We are well aware of Russia’s attempts to destabilize the Republic of Moldova through failed oligarchs and politicians with serious criminal issues who control media-political-economic empires where illegal business, government hijacking and fake news mix into a compound of near-fatal toxicity for a young democracy. For years, the European course of the Republic of Moldova could be parasitized and diverted by means of such corrosive actors. And recently, after the reformist Maia Sandu regime courageously launched – against the backdrop of Russia’s brutal and unjustified invasion of Ukraine – a firm, categorical and anti-Russian pro-European country project, they made continuous efforts to destabilize – through street riots, manipulation campaigns and fake news – the Chisinau regime.
From this point of view, the speed with which the idea of diplomacy from Bucharest – to sanction these toxic actors within the European Union – passed through the phases of proposal-negotiation-operationalization and producing effects is, in relation to the usual pace of international procedures , downright miraculous. The proposal to sanction oligarchs/failed politicians/Kremlin agents of influence in the Republic of Moldova came on February 20, 2023, from the Foreign Minister of Romania, Bogdan Aurescu. Diplomacy from Bucharest managed to convince, in only two months, until April 24, 2023, when a new meeting of the Foreign Affairs Council took place, all European capitals and European institutions to support this initiative. The agreement negotiated by Minister Aurescu was formally finalized on April 28, when the EU adopted the fastest sanctions regime ever created by the Union. According to the system proposed by Romania, the sanctions against those who seek to destabilize the Republic of Moldova aim at bans from entering the country or confiscation of assets/freezing of accounts.
Well, today, just three months after Bucharest launched its proposal, we have a firm announcement from the EU regarding the first sanctions. These target, among others, the oligarch Ilan Șor, involved in the illegal financing of political parties in the Republic of Moldova, the coordination of media manipulation campaigns, incitement to violence against the Chisinau regime, the financing of demonstrations intended to degenerate into acts of provocation, etc. ; alongside him we find names such as Marina Tauber, Vlad Plahotniuc, Igor Ceaika and Gheorghe Cavcaliuc.
The fact that these major instruments of hybrid aggression against the Republic of Moldova lose much of their ability to destabilize the regime in Chisinau will enormously help the resilience of the Republic of Moldova in the context of Russian neo-imperialism, which in Ukraine manifests itself through a traditional, bloody war, and in Moldova through an informational and psychological war, of undermining and manipulation.
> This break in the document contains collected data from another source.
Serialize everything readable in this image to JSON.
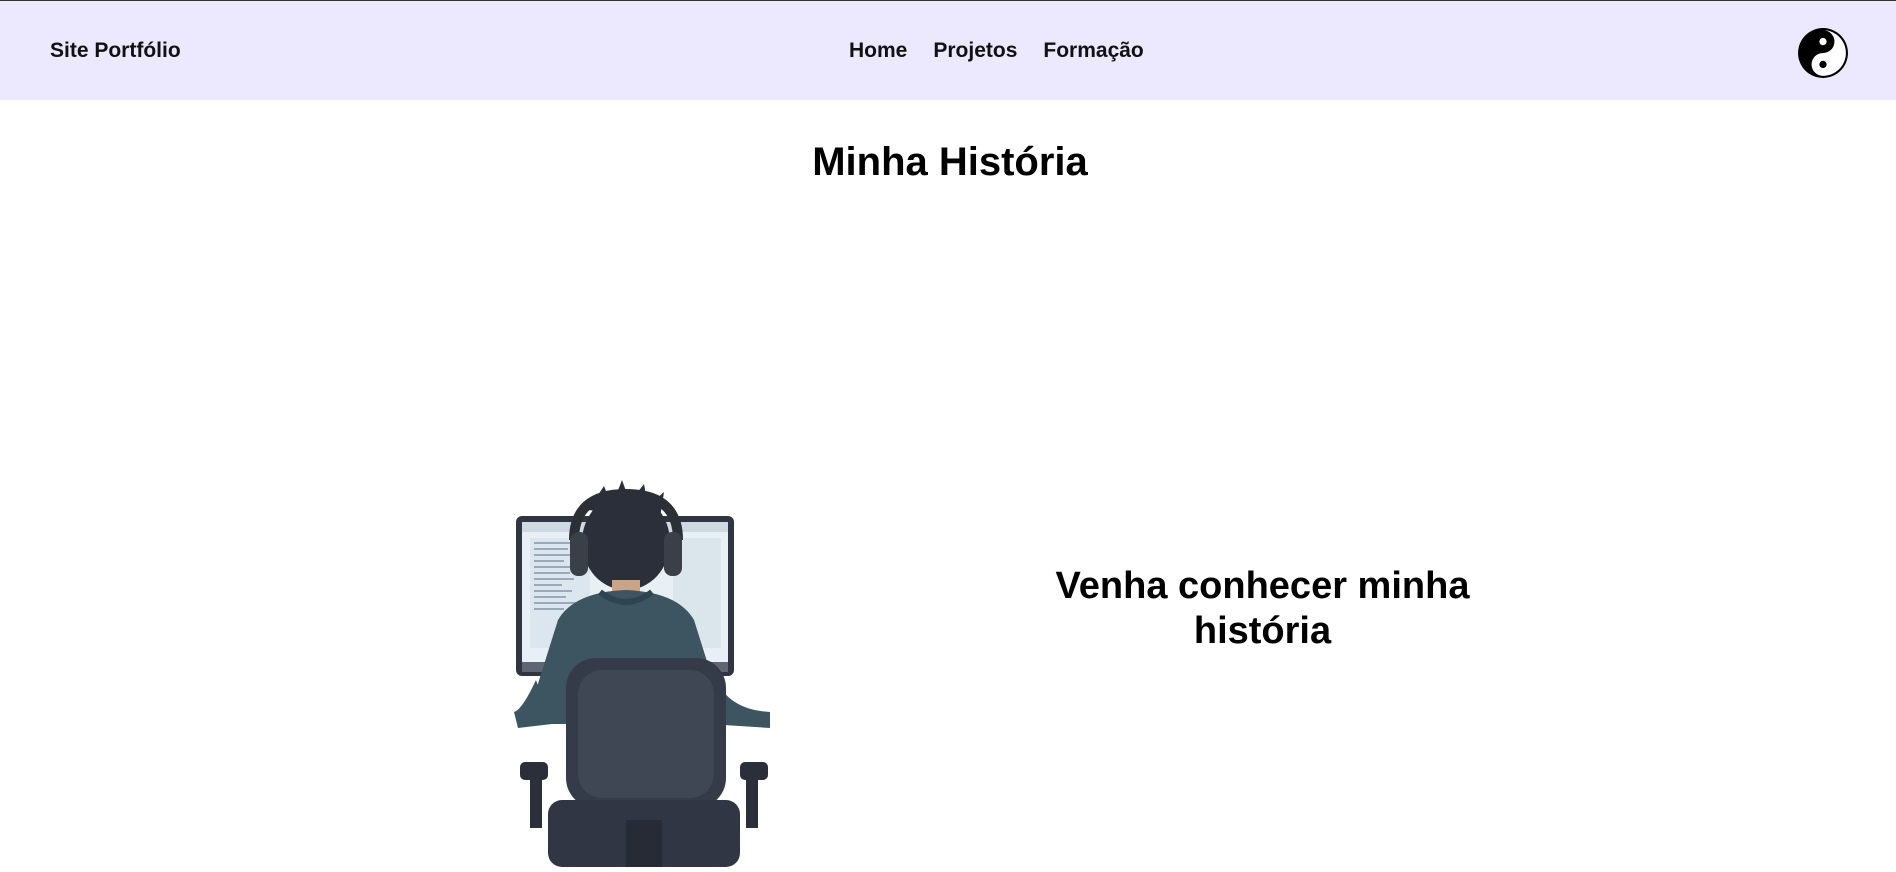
{
  "navbar": {
    "brand": "Site Portfólio",
    "links": [
      {
        "label": "Home"
      },
      {
        "label": "Projetos"
      },
      {
        "label": "Formação"
      }
    ],
    "theme_toggle_icon": "yin-yang-icon",
    "background_color": "#ece9fe"
  },
  "main": {
    "title": "Minha História",
    "tagline": "Venha conhecer minha história",
    "illustration_icon": "person-at-computer-illustration"
  }
}
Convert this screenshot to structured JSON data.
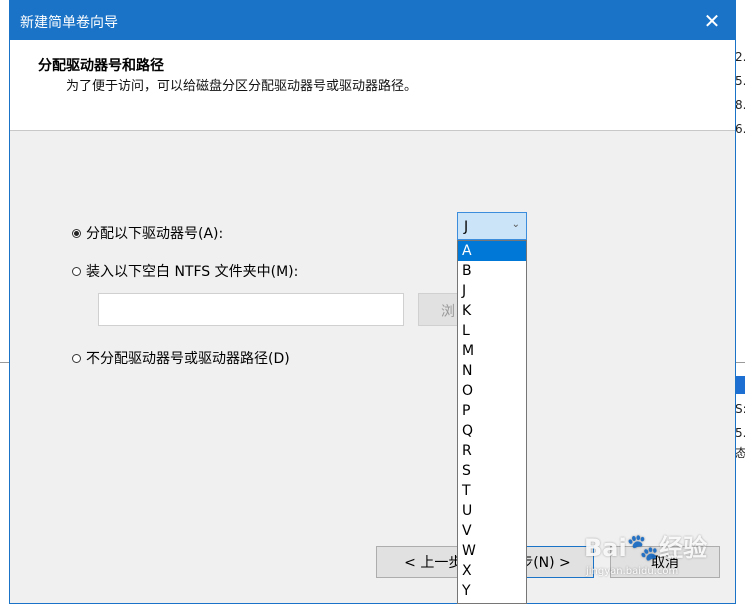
{
  "dialog": {
    "title": "新建简单卷向导",
    "close_icon": "✕",
    "header_title": "分配驱动器号和路径",
    "header_subtitle": "为了便于访问，可以给磁盘分区分配驱动器号或驱动器路径。"
  },
  "options": {
    "assign_letter_label": "分配以下驱动器号(A):",
    "mount_folder_label": "装入以下空白 NTFS 文件夹中(M):",
    "no_assign_label": "不分配驱动器号或驱动器路径(D)"
  },
  "drive_select": {
    "value": "J",
    "chevron": "⌄"
  },
  "drive_list": [
    "A",
    "B",
    "J",
    "K",
    "L",
    "M",
    "N",
    "O",
    "P",
    "Q",
    "R",
    "S",
    "T",
    "U",
    "V",
    "W",
    "X",
    "Y"
  ],
  "drive_list_selected": "A",
  "browse_label": "浏",
  "path_input_value": "",
  "buttons": {
    "back": "< 上一步(",
    "next": "步(N) >",
    "cancel": "取消"
  },
  "watermark": {
    "logo_text": "Bai",
    "logo_suffix": "经验",
    "url": "jingyan.baidu.com"
  },
  "background": {
    "left_frags": [
      "",
      "",
      "",
      "",
      "",
      "",
      "",
      "",
      "",
      "",
      "",
      "",
      "",
      ""
    ],
    "right_frags": [
      "7.",
      "1.",
      "2.",
      "5.",
      "8.",
      "6."
    ],
    "right_lower_frags": [
      "S:",
      "5.",
      "态"
    ]
  },
  "colors": {
    "accent": "#1a73c7",
    "selection": "#0078d7",
    "select_bg": "#cce4f7"
  }
}
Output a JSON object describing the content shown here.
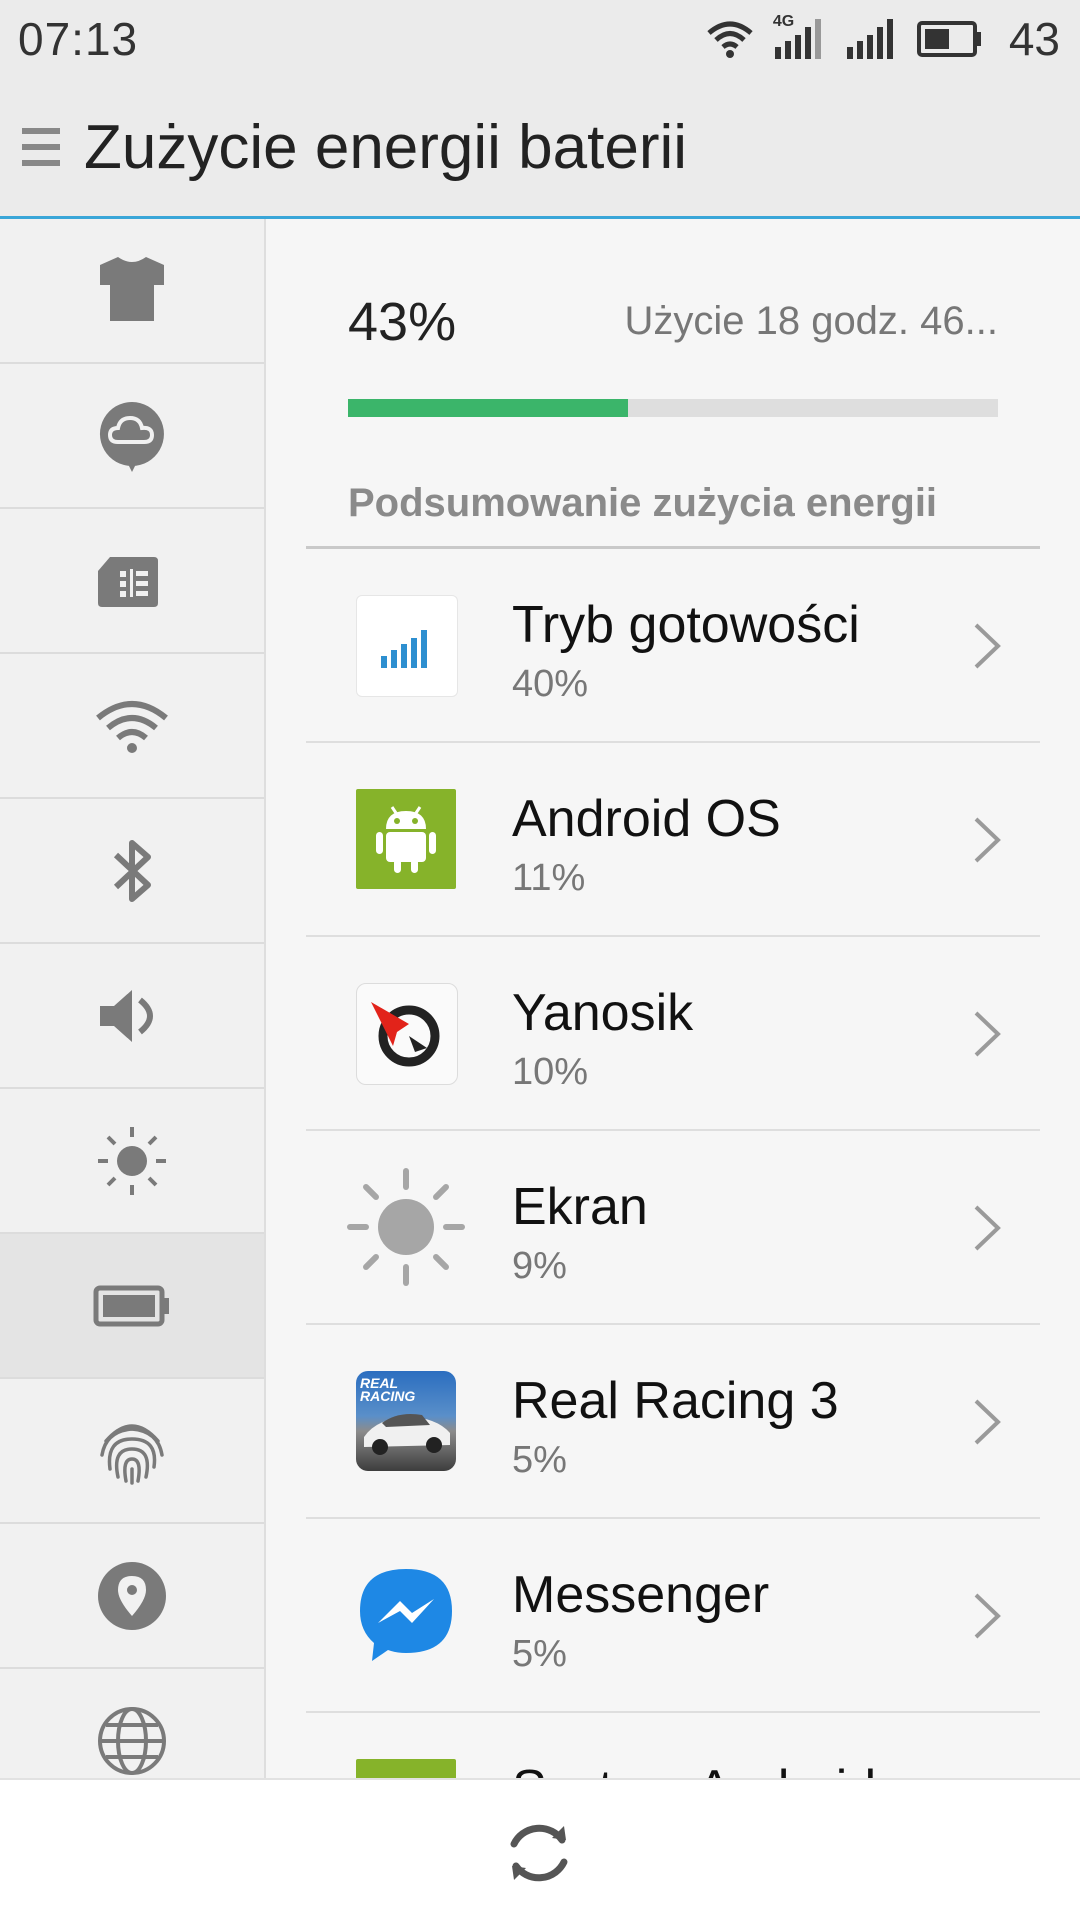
{
  "status_bar": {
    "time": "07:13",
    "battery_level": "43",
    "network": "4G"
  },
  "title_bar": {
    "title": "Zużycie energii baterii"
  },
  "sidebar": {
    "items": [
      {
        "name": "theme",
        "icon": "tshirt-icon"
      },
      {
        "name": "cloud",
        "icon": "cloud-icon"
      },
      {
        "name": "sim",
        "icon": "sim-card-icon"
      },
      {
        "name": "wifi",
        "icon": "wifi-icon"
      },
      {
        "name": "bluetooth",
        "icon": "bluetooth-icon"
      },
      {
        "name": "sound",
        "icon": "speaker-icon"
      },
      {
        "name": "display",
        "icon": "brightness-icon"
      },
      {
        "name": "battery",
        "icon": "battery-icon",
        "active": true
      },
      {
        "name": "fingerprint",
        "icon": "fingerprint-icon"
      },
      {
        "name": "location",
        "icon": "location-pin-icon"
      },
      {
        "name": "language",
        "icon": "globe-icon"
      }
    ]
  },
  "battery": {
    "percent_text": "43%",
    "level": 0.43,
    "usage_text": "Użycie 18 godz. 46...",
    "accent_color": "#3bb56a"
  },
  "section": {
    "title": "Podsumowanie zużycia energii"
  },
  "apps": [
    {
      "name": "Tryb gotowości",
      "percent": "40%",
      "icon": "signal-bars-icon"
    },
    {
      "name": "Android OS",
      "percent": "11%",
      "icon": "android-icon"
    },
    {
      "name": "Yanosik",
      "percent": "10%",
      "icon": "yanosik-icon"
    },
    {
      "name": "Ekran",
      "percent": "9%",
      "icon": "brightness-icon"
    },
    {
      "name": "Real Racing 3",
      "percent": "5%",
      "icon": "real-racing-icon",
      "icon_text": "REAL RACING"
    },
    {
      "name": "Messenger",
      "percent": "5%",
      "icon": "messenger-icon"
    },
    {
      "name": "System Android",
      "percent": "",
      "icon": "android-system-icon"
    }
  ],
  "bottom_bar": {
    "icon": "refresh-icon"
  }
}
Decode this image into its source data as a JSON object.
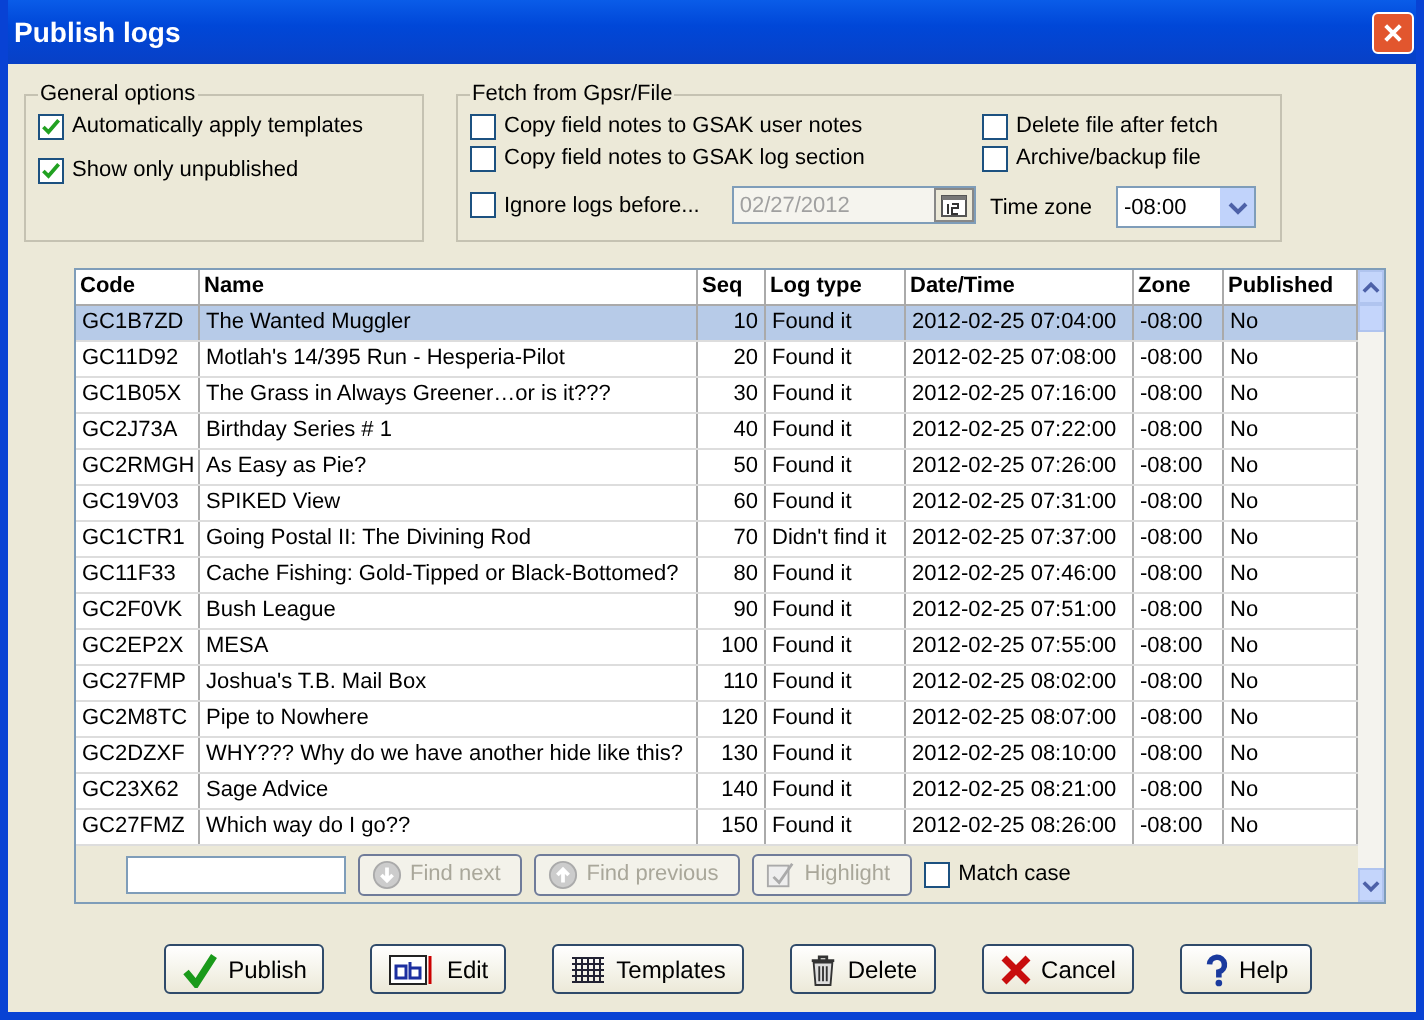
{
  "window": {
    "title": "Publish logs"
  },
  "general_options": {
    "title": "General options",
    "options": [
      {
        "label": "Automatically apply templates",
        "checked": true
      },
      {
        "label": "Show only unpublished",
        "checked": true
      }
    ]
  },
  "fetch": {
    "title": "Fetch from Gpsr/File",
    "left_options": [
      {
        "label": "Copy field notes to GSAK user notes",
        "checked": false
      },
      {
        "label": "Copy field notes to GSAK log section",
        "checked": false
      }
    ],
    "ignore_before": {
      "label": "Ignore logs before...",
      "checked": false,
      "date": "02/27/2012",
      "disabled": true
    },
    "right_options": [
      {
        "label": "Delete file after fetch",
        "checked": false
      },
      {
        "label": "Archive/backup file",
        "checked": false
      }
    ],
    "time_zone": {
      "label": "Time zone",
      "value": "-08:00"
    }
  },
  "table": {
    "columns": [
      "Code",
      "Name",
      "Seq",
      "Log type",
      "Date/Time",
      "Zone",
      "Published"
    ],
    "rows": [
      {
        "cells": [
          "GC1B7ZD",
          "The Wanted Muggler",
          "10",
          "Found it",
          "2012-02-25 07:04:00",
          "-08:00",
          "No"
        ],
        "selected": true
      },
      {
        "cells": [
          "GC11D92",
          "Motlah's 14/395 Run - Hesperia-Pilot",
          "20",
          "Found it",
          "2012-02-25 07:08:00",
          "-08:00",
          "No"
        ],
        "selected": false
      },
      {
        "cells": [
          "GC1B05X",
          "The Grass in Always Greener…or is it???",
          "30",
          "Found it",
          "2012-02-25 07:16:00",
          "-08:00",
          "No"
        ],
        "selected": false
      },
      {
        "cells": [
          "GC2J73A",
          "Birthday Series # 1",
          "40",
          "Found it",
          "2012-02-25 07:22:00",
          "-08:00",
          "No"
        ],
        "selected": false
      },
      {
        "cells": [
          "GC2RMGH",
          "As Easy as Pie?",
          "50",
          "Found it",
          "2012-02-25 07:26:00",
          "-08:00",
          "No"
        ],
        "selected": false
      },
      {
        "cells": [
          "GC19V03",
          "SPIKED View",
          "60",
          "Found it",
          "2012-02-25 07:31:00",
          "-08:00",
          "No"
        ],
        "selected": false
      },
      {
        "cells": [
          "GC1CTR1",
          "Going Postal II: The Divining Rod",
          "70",
          "Didn't find it",
          "2012-02-25 07:37:00",
          "-08:00",
          "No"
        ],
        "selected": false
      },
      {
        "cells": [
          "GC11F33",
          "Cache Fishing: Gold-Tipped or Black-Bottomed?",
          "80",
          "Found it",
          "2012-02-25 07:46:00",
          "-08:00",
          "No"
        ],
        "selected": false
      },
      {
        "cells": [
          "GC2F0VK",
          "Bush League",
          "90",
          "Found it",
          "2012-02-25 07:51:00",
          "-08:00",
          "No"
        ],
        "selected": false
      },
      {
        "cells": [
          "GC2EP2X",
          "MESA",
          "100",
          "Found it",
          "2012-02-25 07:55:00",
          "-08:00",
          "No"
        ],
        "selected": false
      },
      {
        "cells": [
          "GC27FMP",
          "Joshua's T.B. Mail Box",
          "110",
          "Found it",
          "2012-02-25 08:02:00",
          "-08:00",
          "No"
        ],
        "selected": false
      },
      {
        "cells": [
          "GC2M8TC",
          "Pipe to Nowhere",
          "120",
          "Found it",
          "2012-02-25 08:07:00",
          "-08:00",
          "No"
        ],
        "selected": false
      },
      {
        "cells": [
          "GC2DZXF",
          "WHY??? Why do we have another hide like this?",
          "130",
          "Found it",
          "2012-02-25 08:10:00",
          "-08:00",
          "No"
        ],
        "selected": false
      },
      {
        "cells": [
          "GC23X62",
          "Sage Advice",
          "140",
          "Found it",
          "2012-02-25 08:21:00",
          "-08:00",
          "No"
        ],
        "selected": false
      },
      {
        "cells": [
          "GC27FMZ",
          "Which way do I go??",
          "150",
          "Found it",
          "2012-02-25 08:26:00",
          "-08:00",
          "No"
        ],
        "selected": false
      }
    ]
  },
  "find_bar": {
    "buttons": [
      {
        "label": "Find next",
        "disabled": true
      },
      {
        "label": "Find previous",
        "disabled": true
      },
      {
        "label": "Highlight",
        "disabled": true
      }
    ],
    "match_case": {
      "label": "Match case",
      "checked": false
    }
  },
  "buttons": [
    "Publish",
    "Edit",
    "Templates",
    "Delete",
    "Cancel",
    "Help"
  ]
}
And a safer Republic of Moldova – like a strong Ukraine, which resists the threats of the Kremlin – represents both gains in itself, from the perspective of international law and universal morality, as well as a guarantee for Romania’s national security: as our flank of the east will be more solid, more freed from the malignant influence of the Putin regime, the more Romania will be safer.
I would also add that the success of the sanctions proposed by Romania for the benefit of the Republic of Moldova could represent a model for the Black Sea region as a whole, as other states here, targeted by Russian destabilization operations, categorically assume, in the manner of the regime from Chisinau, an accelerated process of European integration. As we see in the Republic of Moldova, and in Ukraine, in relation to the blackmail coming from the Kremlin, the solution is firmness and trust in international legal mechanisms.